Letak Masjid Al-Makmur yang berdekatan dengan pasar Tanah Abang, dari waktu ke waktu semakin membuatnya tersisih, tenggelam oleh hiruk-pikuk perniagaan. Bahkan halaman masjid ini, seperti dituturkan Abdul Chaer, sempat hampir tergusur proyek pelebaran jalan. Namun, warga sekitar memperjuangkannya sehingga tak terkena pelebaran.

“Atas permintaan masyarakat, masjid dan halamannya tidak diusik-usik. Pelebaran jalan dilakukan ke halaman ke rumah-rumah yang berada di seberang masjid.
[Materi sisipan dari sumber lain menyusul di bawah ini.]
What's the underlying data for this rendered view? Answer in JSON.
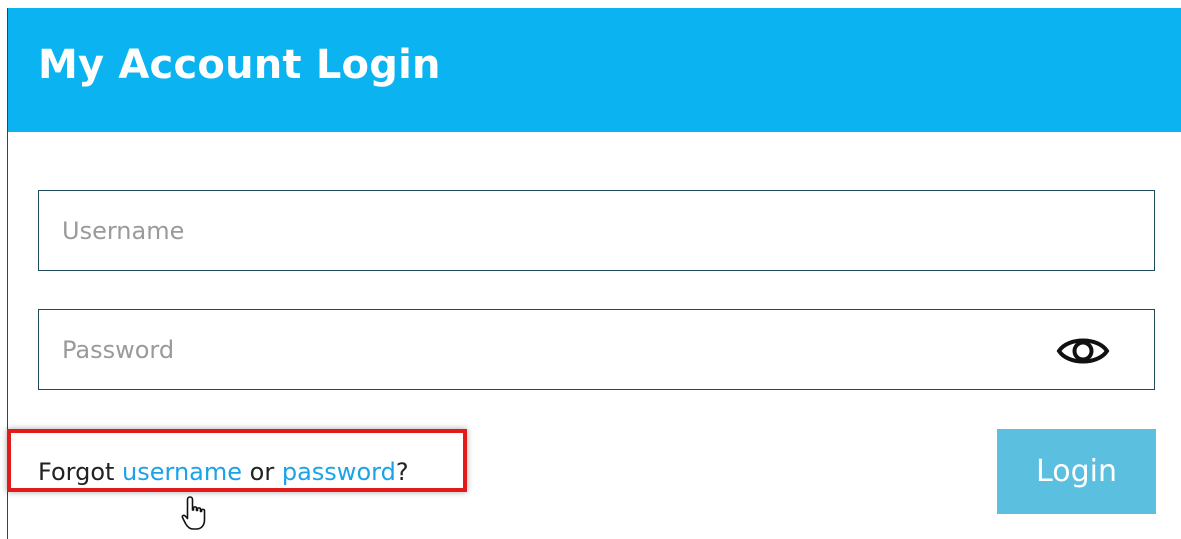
{
  "header": {
    "title": "My Account Login",
    "color": "#0bb4f0"
  },
  "form": {
    "username": {
      "placeholder": "Username",
      "value": ""
    },
    "password": {
      "placeholder": "Password",
      "value": "",
      "toggle_icon": "eye-icon"
    },
    "forgot": {
      "prefix": "Forgot ",
      "username_link": "username",
      "middle": " or ",
      "password_link": "password",
      "suffix": "?"
    },
    "login_label": "Login"
  },
  "colors": {
    "link": "#1aa3e8",
    "button": "#5bbfe0",
    "border": "#1e4a5a",
    "highlight": "#e21a1a"
  }
}
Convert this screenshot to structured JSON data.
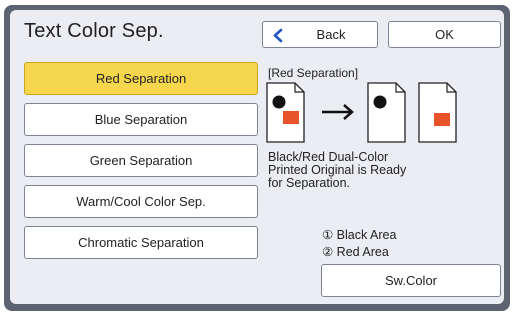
{
  "header": {
    "title": "Text Color Sep.",
    "back_label": "Back",
    "ok_label": "OK"
  },
  "options": [
    {
      "label": "Red Separation",
      "selected": true
    },
    {
      "label": "Blue Separation",
      "selected": false
    },
    {
      "label": "Green Separation",
      "selected": false
    },
    {
      "label": "Warm/Cool Color Sep.",
      "selected": false
    },
    {
      "label": "Chromatic Separation",
      "selected": false
    }
  ],
  "preview": {
    "label": "[Red Separation]",
    "description": "Black/Red Dual-Color\nPrinted Original is Ready\nfor Separation.",
    "legend": [
      "① Black Area",
      "② Red Area"
    ]
  },
  "switch_button_label": "Sw.Color",
  "colors": {
    "selected": "#f6d64c",
    "accent_red": "#e8542a",
    "back_chevron": "#2456c8",
    "frame": "#5b6470"
  }
}
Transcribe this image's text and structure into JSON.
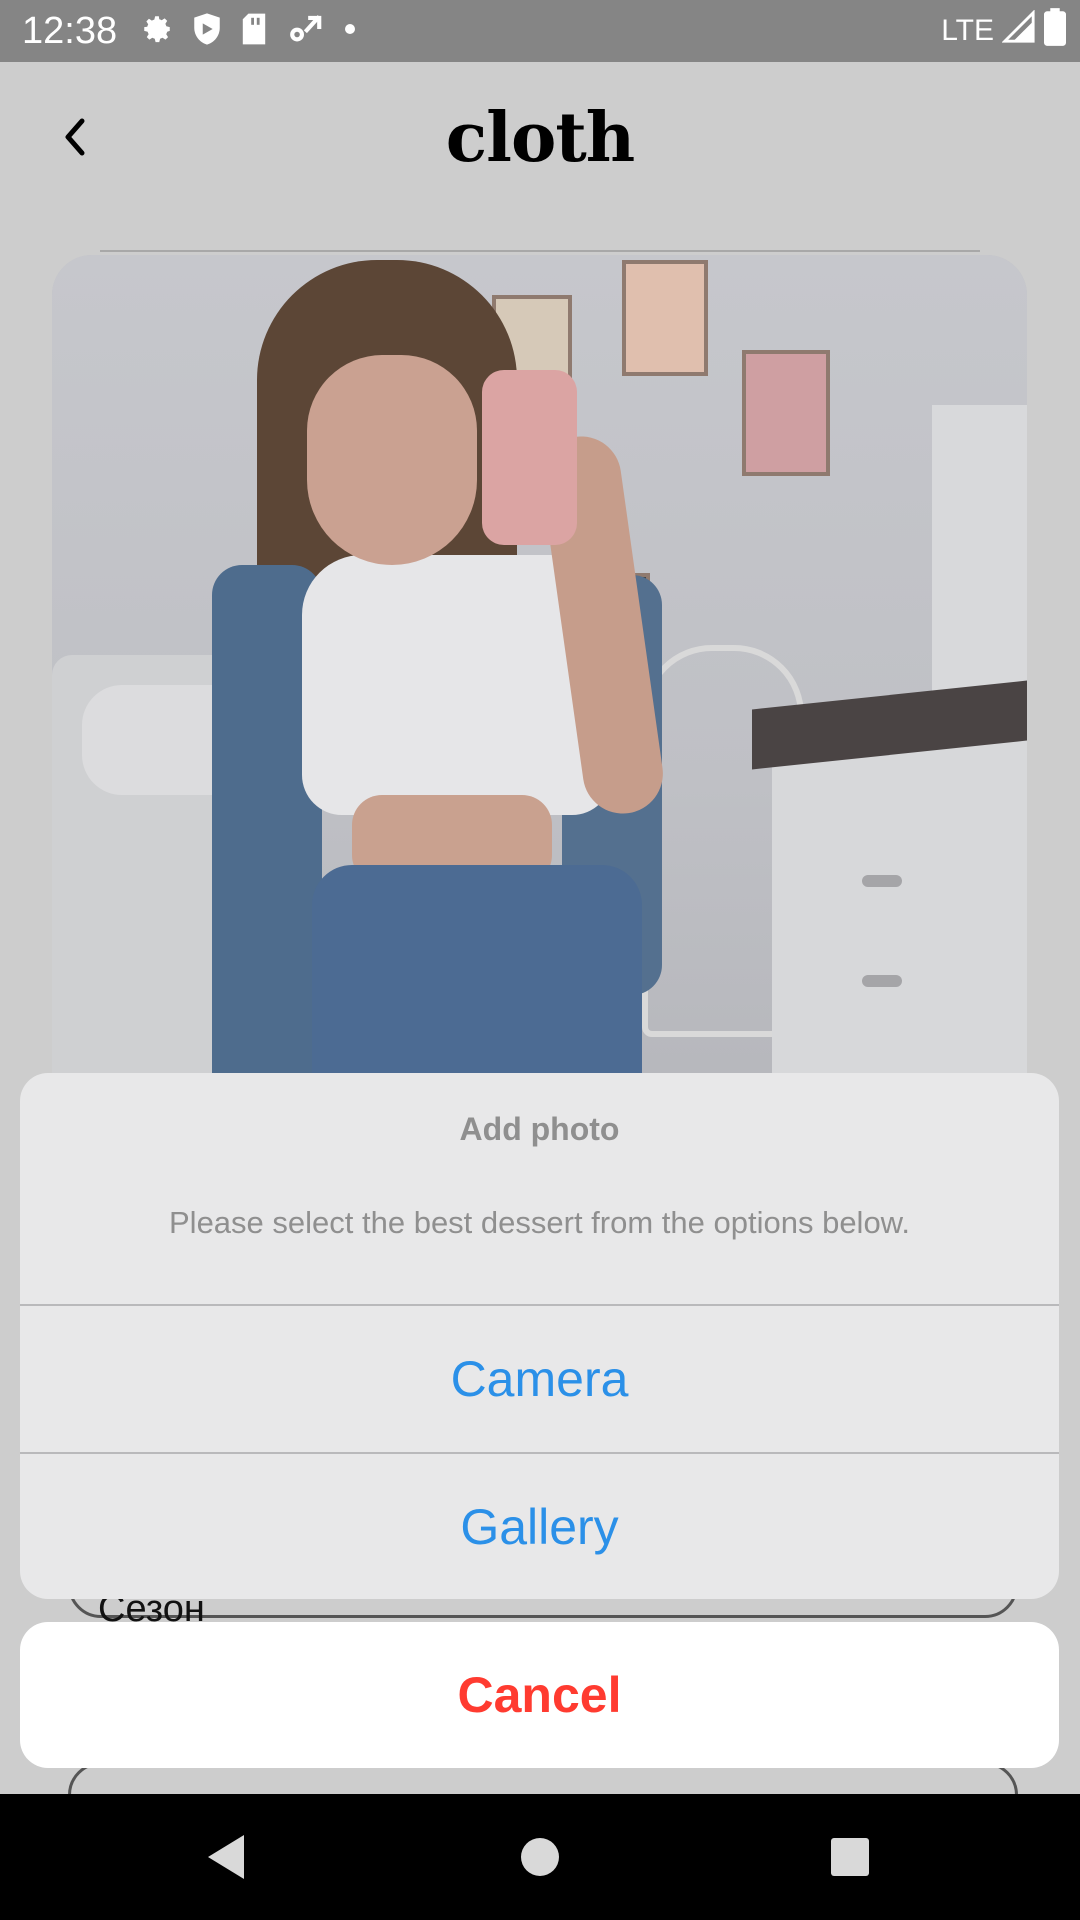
{
  "status_bar": {
    "time": "12:38",
    "network": "LTE",
    "icons": [
      "settings-icon",
      "shield-icon",
      "sd-card-icon",
      "network-settings-icon",
      "dot-icon",
      "signal-icon",
      "battery-icon"
    ]
  },
  "header": {
    "title": "cloth",
    "back_icon": "chevron-left-icon"
  },
  "form": {
    "season_label": "Сезон"
  },
  "action_sheet": {
    "title": "Add photo",
    "message": "Please select the best dessert from the options below.",
    "actions": [
      {
        "label": "Camera"
      },
      {
        "label": "Gallery"
      }
    ],
    "cancel_label": "Cancel"
  },
  "colors": {
    "action": "#2b90e8",
    "destructive": "#ff3b30",
    "status_bar": "#858585"
  },
  "nav_bar": {
    "icons": [
      "back-triangle-icon",
      "home-circle-icon",
      "recents-square-icon"
    ]
  }
}
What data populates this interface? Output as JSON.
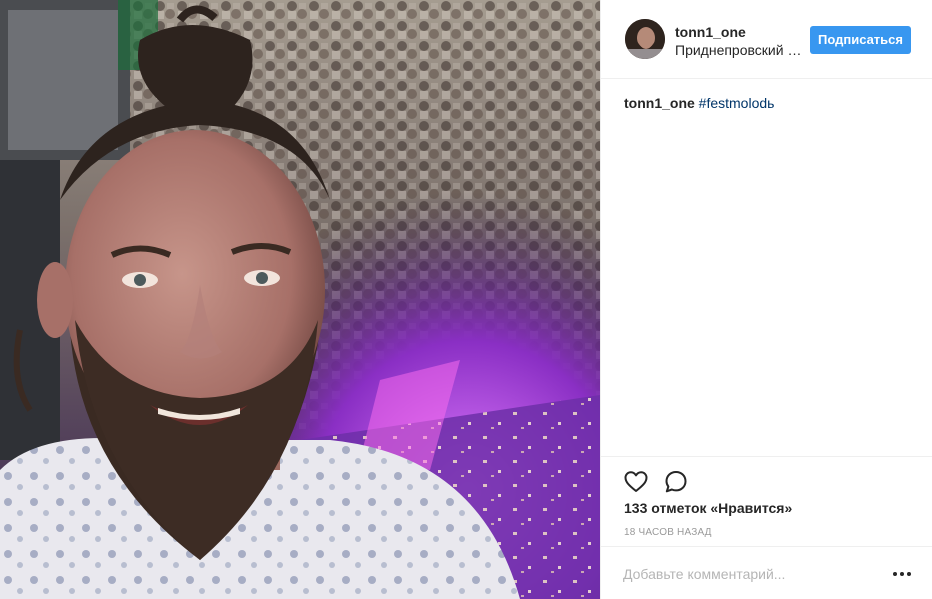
{
  "post": {
    "username": "tonn1_one",
    "location": "Приднепровский парк",
    "follow_label": "Подписаться",
    "caption": {
      "username": "tonn1_one",
      "hashtag": "#festmolodь"
    },
    "likes_text": "133 отметок «Нравится»",
    "timestamp": "18 часов назад",
    "comment_placeholder": "Добавьте комментарий...",
    "icons": {
      "like": "heart-icon",
      "comment": "comment-icon",
      "more": "more-options-icon"
    }
  },
  "colors": {
    "follow_button": "#3897f0",
    "hashtag": "#003569",
    "divider": "#efefef",
    "muted_text": "#999999"
  }
}
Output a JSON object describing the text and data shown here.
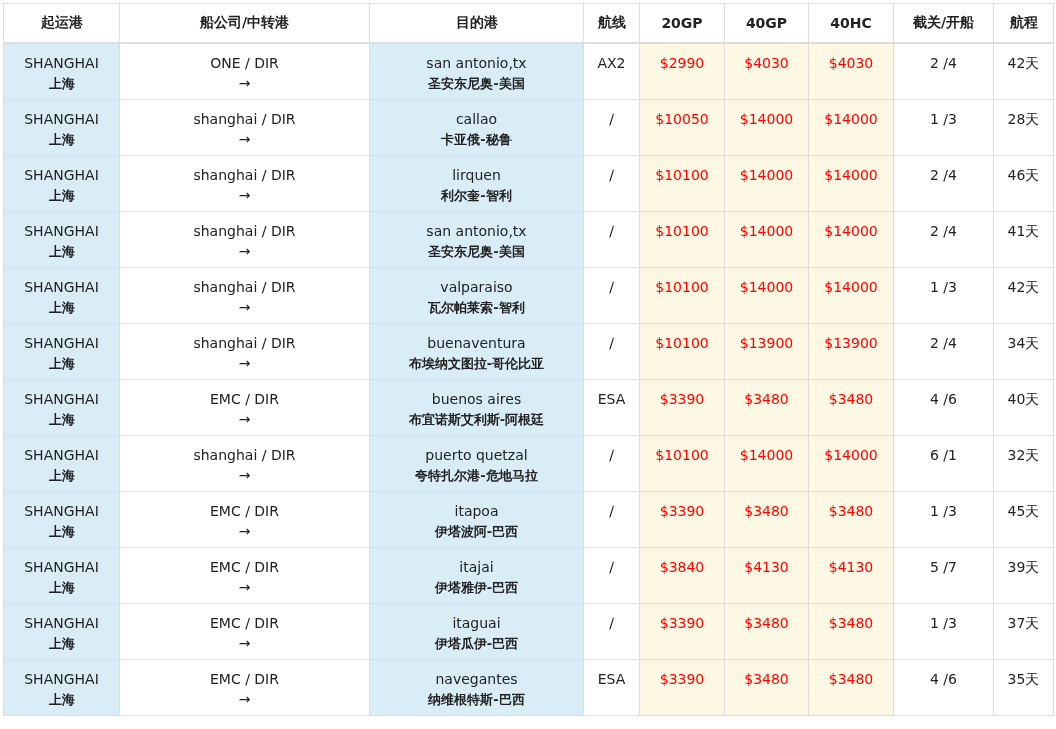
{
  "table": {
    "columns": [
      "起运港",
      "船公司/中转港",
      "目的港",
      "航线",
      "20GP",
      "40GP",
      "40HC",
      "截关/开船",
      "航程"
    ],
    "rows": [
      {
        "origin": "SHANGHAI",
        "origin_cn": "上海",
        "carrier": "ONE / DIR",
        "arrow": "→",
        "destination": "san antonio,tx",
        "destination_cn": "圣安东尼奥-美国",
        "route": "AX2",
        "gp20": "$2990",
        "gp40": "$4030",
        "hc40": "$4030",
        "cutoff_sailing": "2 /4",
        "transit": "42天"
      },
      {
        "origin": "SHANGHAI",
        "origin_cn": "上海",
        "carrier": "shanghai / DIR",
        "arrow": "→",
        "destination": "callao",
        "destination_cn": "卡亚俄-秘鲁",
        "route": "/",
        "gp20": "$10050",
        "gp40": "$14000",
        "hc40": "$14000",
        "cutoff_sailing": "1 /3",
        "transit": "28天"
      },
      {
        "origin": "SHANGHAI",
        "origin_cn": "上海",
        "carrier": "shanghai / DIR",
        "arrow": "→",
        "destination": "lirquen",
        "destination_cn": "利尔奎-智利",
        "route": "/",
        "gp20": "$10100",
        "gp40": "$14000",
        "hc40": "$14000",
        "cutoff_sailing": "2 /4",
        "transit": "46天"
      },
      {
        "origin": "SHANGHAI",
        "origin_cn": "上海",
        "carrier": "shanghai / DIR",
        "arrow": "→",
        "destination": "san antonio,tx",
        "destination_cn": "圣安东尼奥-美国",
        "route": "/",
        "gp20": "$10100",
        "gp40": "$14000",
        "hc40": "$14000",
        "cutoff_sailing": "2 /4",
        "transit": "41天"
      },
      {
        "origin": "SHANGHAI",
        "origin_cn": "上海",
        "carrier": "shanghai / DIR",
        "arrow": "→",
        "destination": "valparaiso",
        "destination_cn": "瓦尔帕莱索-智利",
        "route": "/",
        "gp20": "$10100",
        "gp40": "$14000",
        "hc40": "$14000",
        "cutoff_sailing": "1 /3",
        "transit": "42天"
      },
      {
        "origin": "SHANGHAI",
        "origin_cn": "上海",
        "carrier": "shanghai / DIR",
        "arrow": "→",
        "destination": "buenaventura",
        "destination_cn": "布埃纳文图拉-哥伦比亚",
        "route": "/",
        "gp20": "$10100",
        "gp40": "$13900",
        "hc40": "$13900",
        "cutoff_sailing": "2 /4",
        "transit": "34天"
      },
      {
        "origin": "SHANGHAI",
        "origin_cn": "上海",
        "carrier": "EMC / DIR",
        "arrow": "→",
        "destination": "buenos aires",
        "destination_cn": "布宜诺斯艾利斯-阿根廷",
        "route": "ESA",
        "gp20": "$3390",
        "gp40": "$3480",
        "hc40": "$3480",
        "cutoff_sailing": "4 /6",
        "transit": "40天"
      },
      {
        "origin": "SHANGHAI",
        "origin_cn": "上海",
        "carrier": "shanghai / DIR",
        "arrow": "→",
        "destination": "puerto quetzal",
        "destination_cn": "夸特扎尔港-危地马拉",
        "route": "/",
        "gp20": "$10100",
        "gp40": "$14000",
        "hc40": "$14000",
        "cutoff_sailing": "6 /1",
        "transit": "32天"
      },
      {
        "origin": "SHANGHAI",
        "origin_cn": "上海",
        "carrier": "EMC / DIR",
        "arrow": "→",
        "destination": "itapoa",
        "destination_cn": "伊塔波阿-巴西",
        "route": "/",
        "gp20": "$3390",
        "gp40": "$3480",
        "hc40": "$3480",
        "cutoff_sailing": "1 /3",
        "transit": "45天"
      },
      {
        "origin": "SHANGHAI",
        "origin_cn": "上海",
        "carrier": "EMC / DIR",
        "arrow": "→",
        "destination": "itajai",
        "destination_cn": "伊塔雅伊-巴西",
        "route": "/",
        "gp20": "$3840",
        "gp40": "$4130",
        "hc40": "$4130",
        "cutoff_sailing": "5 /7",
        "transit": "39天"
      },
      {
        "origin": "SHANGHAI",
        "origin_cn": "上海",
        "carrier": "EMC / DIR",
        "arrow": "→",
        "destination": "itaguai",
        "destination_cn": "伊塔瓜伊-巴西",
        "route": "/",
        "gp20": "$3390",
        "gp40": "$3480",
        "hc40": "$3480",
        "cutoff_sailing": "1 /3",
        "transit": "37天"
      },
      {
        "origin": "SHANGHAI",
        "origin_cn": "上海",
        "carrier": "EMC / DIR",
        "arrow": "→",
        "destination": "navegantes",
        "destination_cn": "纳维根特斯-巴西",
        "route": "ESA",
        "gp20": "$3390",
        "gp40": "$3480",
        "hc40": "$3480",
        "cutoff_sailing": "4 /6",
        "transit": "35天"
      }
    ]
  }
}
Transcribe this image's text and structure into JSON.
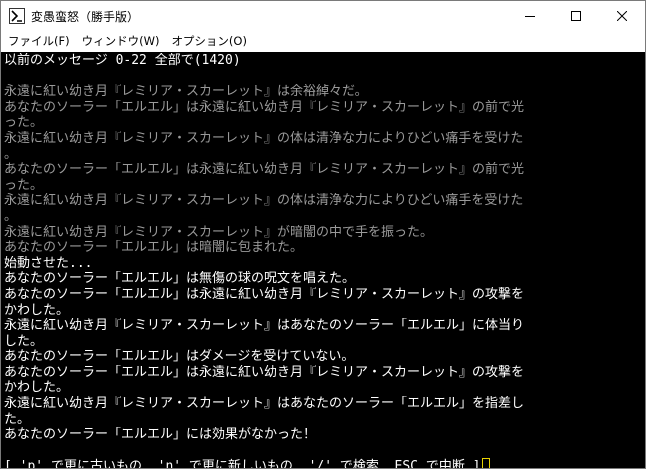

Masjid Al-Makmur, Tenabang, selamat dari penggusuran dan pembongkaran yang banyak terjadi di tempat lain,” tulisnya.

Alwi Shahab dalam Saudagar Baghdad dari Betawi (2004) menyebutkan, karena pasar terus diperluas dan lahan di sekitar masjid banyak yang menjadi gudang, kantor ekspedisi, dan pelbagai kegiatan bisnis lainnya, membuat Masjid Al-Makmur seolah terpencil karena dikelilingi tempat jual beli.

Sementara menurut Muhammad Sholikhin dalam Misteri Bulan Suro Perspektif Islam Jawa (2010), pada tahun-tahun berikutnya, masjid itu akhirnya terkena proyek pelebaran jalan sehingga hampir hanya menyisakan beranda depan dengan tiga gerbang berpilar ramping berbentuk kelopak melati.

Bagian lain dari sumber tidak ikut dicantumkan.